Canada’s Supreme Court Wednesday upheld a ruling against Google Inc. ordering the tech giant to de-list entire domains and websites from its search index, raising the hackles of free-speech advocates.
The case, Google v. Equustek, goes back to 2011 when British Columbia-based Equustek Solutions filed a complaint with the Supreme Court of British Columbia. It accused a group known as the Datalink defendants of selling counterfeit Equustek products online.
Equustek won the case on a default judgment because the defendants were in absentia during court proceedings. Google initially said it would remove 345 URLs directly related to the counterfeit products and ads under the Google.ca domain.
The court then granted an injunction ordering Google to take down all search results worldwide to any Datalink websites. Google appealed the injunction at the Supreme Court of Canada, but the court upheld the decision despite Google’s assertion that such a ruling was an attack on freedom of expression.
In its ruling the court defended its actions stating that Google is a global company and in this case the only way to uphold the injunction was to apply the law where Google operates, which is worldwide. The court also said that the decision could be overturned once the intellectual property issues were cleared.

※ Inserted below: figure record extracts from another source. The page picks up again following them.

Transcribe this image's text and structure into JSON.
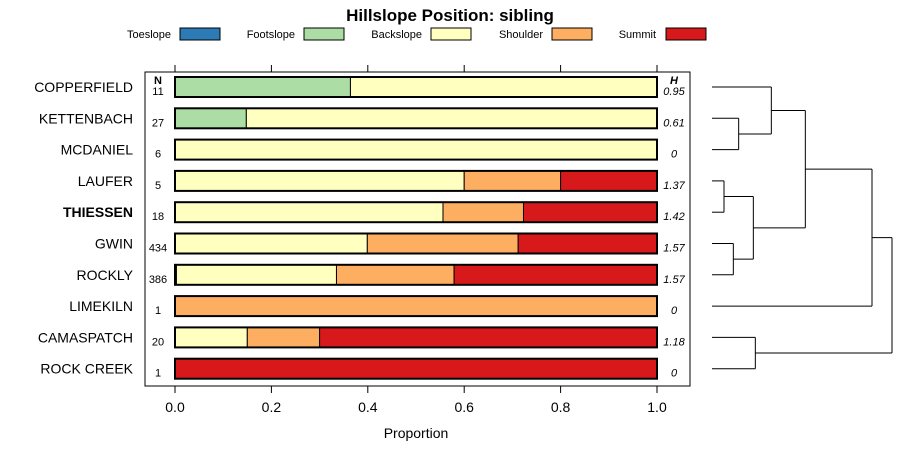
{
  "chart_data": {
    "type": "bar",
    "title": "Hillslope Position: sibling",
    "xlabel": "Proportion",
    "ylabel": "",
    "xlim": [
      0,
      1
    ],
    "xticks": [
      "0.0",
      "0.2",
      "0.4",
      "0.6",
      "0.8",
      "1.0"
    ],
    "legend": {
      "position": "top",
      "entries": [
        {
          "name": "Toeslope",
          "color": "#2c7bb6"
        },
        {
          "name": "Footslope",
          "color": "#abdda4"
        },
        {
          "name": "Backslope",
          "color": "#ffffbf"
        },
        {
          "name": "Shoulder",
          "color": "#fdae61"
        },
        {
          "name": "Summit",
          "color": "#d7191c"
        }
      ]
    },
    "column_headers": {
      "n": "N",
      "h": "H"
    },
    "rows": [
      {
        "name": "COPPERFIELD",
        "bold": false,
        "n": "11",
        "h": "0.95",
        "values": [
          0,
          0.364,
          0.636,
          0,
          0
        ]
      },
      {
        "name": "KETTENBACH",
        "bold": false,
        "n": "27",
        "h": "0.61",
        "values": [
          0,
          0.148,
          0.852,
          0,
          0
        ]
      },
      {
        "name": "MCDANIEL",
        "bold": false,
        "n": "6",
        "h": "0",
        "values": [
          0,
          0,
          1,
          0,
          0
        ]
      },
      {
        "name": "LAUFER",
        "bold": false,
        "n": "5",
        "h": "1.37",
        "values": [
          0,
          0,
          0.6,
          0.2,
          0.2
        ]
      },
      {
        "name": "THIESSEN",
        "bold": true,
        "n": "18",
        "h": "1.42",
        "values": [
          0,
          0,
          0.556,
          0.167,
          0.277
        ]
      },
      {
        "name": "GWIN",
        "bold": false,
        "n": "434",
        "h": "1.57",
        "values": [
          0,
          0,
          0.399,
          0.313,
          0.288
        ]
      },
      {
        "name": "ROCKLY",
        "bold": false,
        "n": "386",
        "h": "1.57",
        "values": [
          0.003,
          0,
          0.332,
          0.244,
          0.421
        ]
      },
      {
        "name": "LIMEKILN",
        "bold": false,
        "n": "1",
        "h": "0",
        "values": [
          0,
          0,
          0,
          1,
          0
        ]
      },
      {
        "name": "CAMASPATCH",
        "bold": false,
        "n": "20",
        "h": "1.18",
        "values": [
          0,
          0,
          0.15,
          0.15,
          0.7
        ]
      },
      {
        "name": "ROCK CREEK",
        "bold": false,
        "n": "1",
        "h": "0",
        "values": [
          0,
          0,
          0,
          0,
          1
        ]
      }
    ],
    "dendrogram": {
      "merges": [
        {
          "a": 3,
          "b": 4,
          "height": 0.18
        },
        {
          "a": 5,
          "b": 6,
          "height": 0.32
        },
        {
          "a": 1,
          "b": 2,
          "height": 0.4
        },
        {
          "a": "m0",
          "b": "m1",
          "height": 0.62
        },
        {
          "a": 8,
          "b": 9,
          "height": 0.65
        },
        {
          "a": 0,
          "b": "m2",
          "height": 0.89
        },
        {
          "a": "m3",
          "b": "m5",
          "height": 1.4
        },
        {
          "a": "m6",
          "b": 7,
          "height": 2.4
        },
        {
          "a": "m7",
          "b": "m4",
          "height": 2.7
        }
      ],
      "max_height": 2.7
    }
  }
}
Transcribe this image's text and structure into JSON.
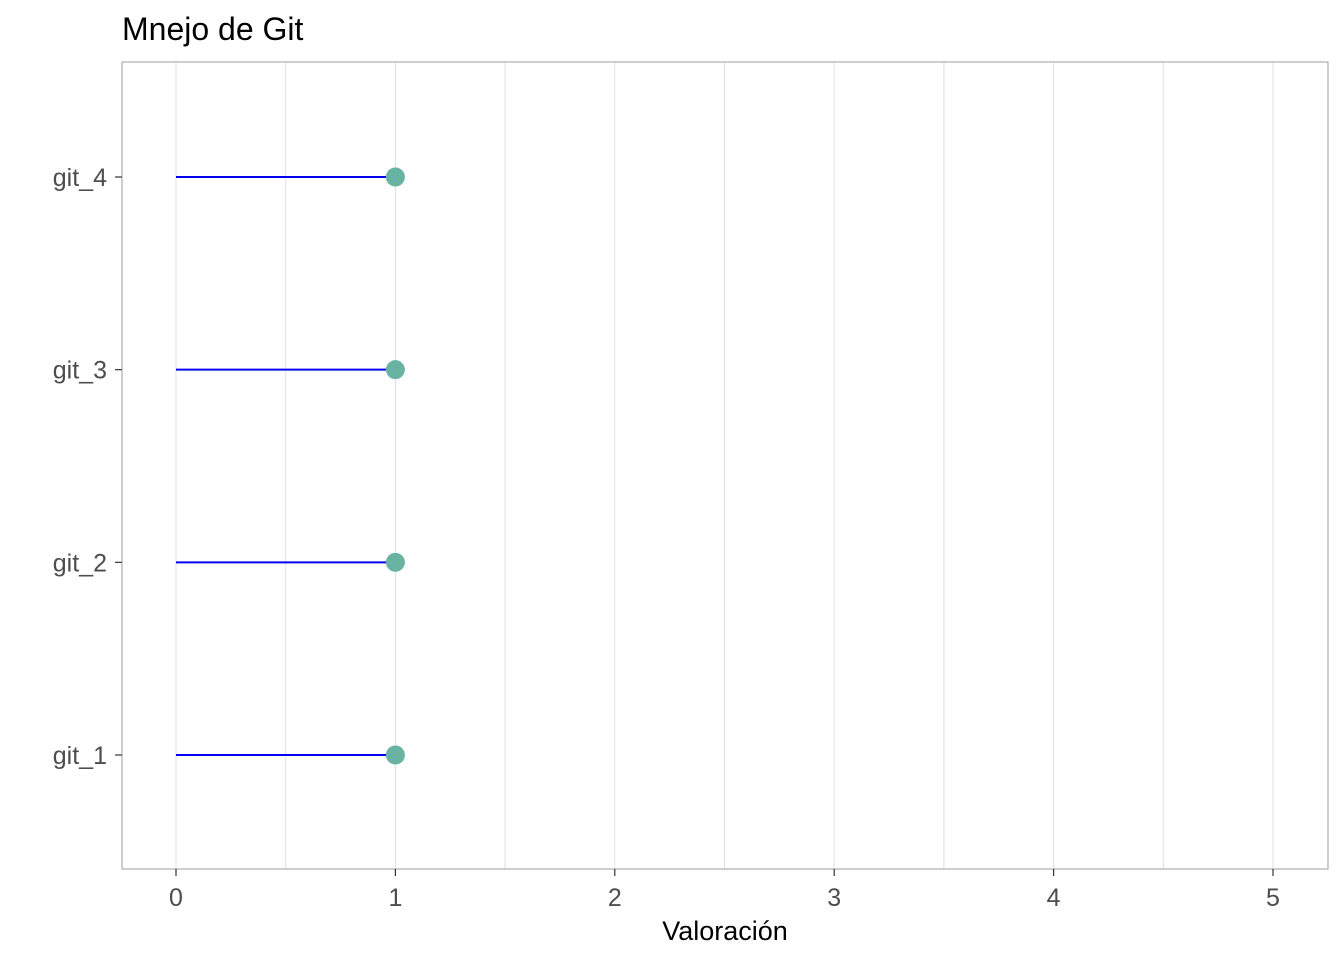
{
  "chart_data": {
    "type": "lollipop",
    "orientation": "horizontal",
    "title": "Mnejo de Git",
    "xlabel": "Valoración",
    "ylabel": "",
    "categories": [
      "git_1",
      "git_2",
      "git_3",
      "git_4"
    ],
    "values": [
      1,
      1,
      1,
      1
    ],
    "xlim": [
      0,
      5
    ],
    "x_ticks": [
      0,
      1,
      2,
      3,
      4,
      5
    ],
    "grid": "vertical major and minor",
    "legend": "none",
    "colors": {
      "stem": "#0000ee",
      "point": "#69b3a2",
      "grid": "#e0e0e0",
      "panel_border": "#b3b3b3"
    }
  }
}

Addressing free-speech concerns, the court said the decision was “not an order to remove speech that, on its face, engages freedom of expression values. We have not, to date, accepted that freedom of expression requires the facilitation of the unlawful sale of goods.”
The ruling has sparked fears over what critics have alluded to as the strong-arm of global censorship. The Electronic Frontier Foundation said the Equustek decision was part of a “troubling trend” in which courts and governmental bodies can have content removed not only locally, but from the entire Internet.

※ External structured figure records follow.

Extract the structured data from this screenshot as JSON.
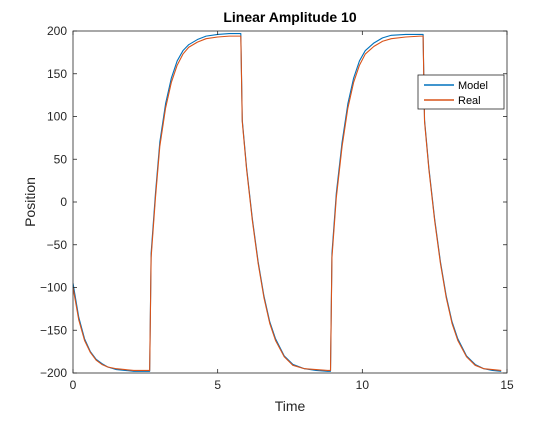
{
  "chart_data": {
    "type": "line",
    "title": "Linear Amplitude 10",
    "xlabel": "Time",
    "ylabel": "Position",
    "xlim": [
      0,
      15
    ],
    "ylim": [
      -200,
      200
    ],
    "xticks": [
      0,
      5,
      10,
      15
    ],
    "yticks": [
      -200,
      -150,
      -100,
      -50,
      0,
      50,
      100,
      150,
      200
    ],
    "grid": false,
    "legend_position": "top-right",
    "series": [
      {
        "name": "Model",
        "color": "#0072BD",
        "x": [
          0,
          0.2,
          0.4,
          0.6,
          0.8,
          1.0,
          1.2,
          1.5,
          1.8,
          2.1,
          2.4,
          2.65,
          2.7,
          2.85,
          3.0,
          3.2,
          3.4,
          3.6,
          3.8,
          4.0,
          4.3,
          4.6,
          5.0,
          5.4,
          5.8,
          5.85,
          6.0,
          6.2,
          6.4,
          6.6,
          6.8,
          7.0,
          7.3,
          7.6,
          8.0,
          8.4,
          8.8,
          8.9,
          8.95,
          9.1,
          9.3,
          9.5,
          9.7,
          9.9,
          10.1,
          10.4,
          10.7,
          11.0,
          11.5,
          12.0,
          12.1,
          12.15,
          12.3,
          12.5,
          12.7,
          12.9,
          13.1,
          13.3,
          13.6,
          13.9,
          14.2,
          14.5,
          14.8
        ],
        "y": [
          -95,
          -135,
          -160,
          -175,
          -184,
          -189,
          -193,
          -196,
          -197,
          -198,
          -198,
          -198,
          -60,
          10,
          70,
          115,
          145,
          165,
          177,
          184,
          190,
          194,
          196,
          197,
          197,
          96,
          40,
          -20,
          -70,
          -110,
          -140,
          -160,
          -180,
          -190,
          -195,
          -197,
          -198,
          -198,
          -60,
          10,
          70,
          115,
          145,
          165,
          177,
          186,
          192,
          195,
          196,
          196,
          196,
          96,
          40,
          -20,
          -70,
          -110,
          -140,
          -160,
          -180,
          -190,
          -195,
          -197,
          -198
        ]
      },
      {
        "name": "Real",
        "color": "#D95319",
        "x": [
          0,
          0.2,
          0.4,
          0.6,
          0.8,
          1.0,
          1.2,
          1.5,
          1.8,
          2.1,
          2.4,
          2.65,
          2.7,
          2.85,
          3.0,
          3.2,
          3.4,
          3.6,
          3.8,
          4.0,
          4.3,
          4.6,
          5.0,
          5.4,
          5.8,
          5.85,
          6.0,
          6.2,
          6.4,
          6.6,
          6.8,
          7.0,
          7.3,
          7.6,
          8.0,
          8.4,
          8.8,
          8.9,
          8.95,
          9.1,
          9.3,
          9.5,
          9.7,
          9.9,
          10.1,
          10.4,
          10.7,
          11.0,
          11.5,
          12.0,
          12.1,
          12.15,
          12.3,
          12.5,
          12.7,
          12.9,
          13.1,
          13.3,
          13.6,
          13.9,
          14.2,
          14.5,
          14.8
        ],
        "y": [
          -100,
          -138,
          -162,
          -176,
          -185,
          -190,
          -193,
          -195,
          -196,
          -197,
          -197,
          -197,
          -65,
          5,
          65,
          110,
          140,
          160,
          173,
          181,
          187,
          191,
          193,
          194,
          194,
          94,
          38,
          -22,
          -72,
          -112,
          -142,
          -162,
          -181,
          -191,
          -195,
          -196,
          -197,
          -197,
          -65,
          5,
          65,
          110,
          140,
          160,
          173,
          182,
          188,
          191,
          193,
          194,
          194,
          94,
          38,
          -22,
          -72,
          -112,
          -142,
          -162,
          -181,
          -191,
          -195,
          -196,
          -197
        ]
      }
    ]
  }
}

Canadian law professor Michael Geist, who holds the position of Canada Research Chair in Internet and E-commerce Law at the University of Ottawa, wrote in a post, “What happens if a Chinese court orders it to remove Taiwanese sites from the index? Or if an Iranian court orders it to remove gay and lesbian sites from the index? Since local content laws differ from country to country, there is a great likelihood of conflicts.”
Geist concluded by saying the Canadian Supreme Court had just made a decision that empowers courts globally to assert jurisdiction over the Internet worldwide.
In a statement, Google said it’s “carefully reviewing the Court’s findings and evaluating our next steps.”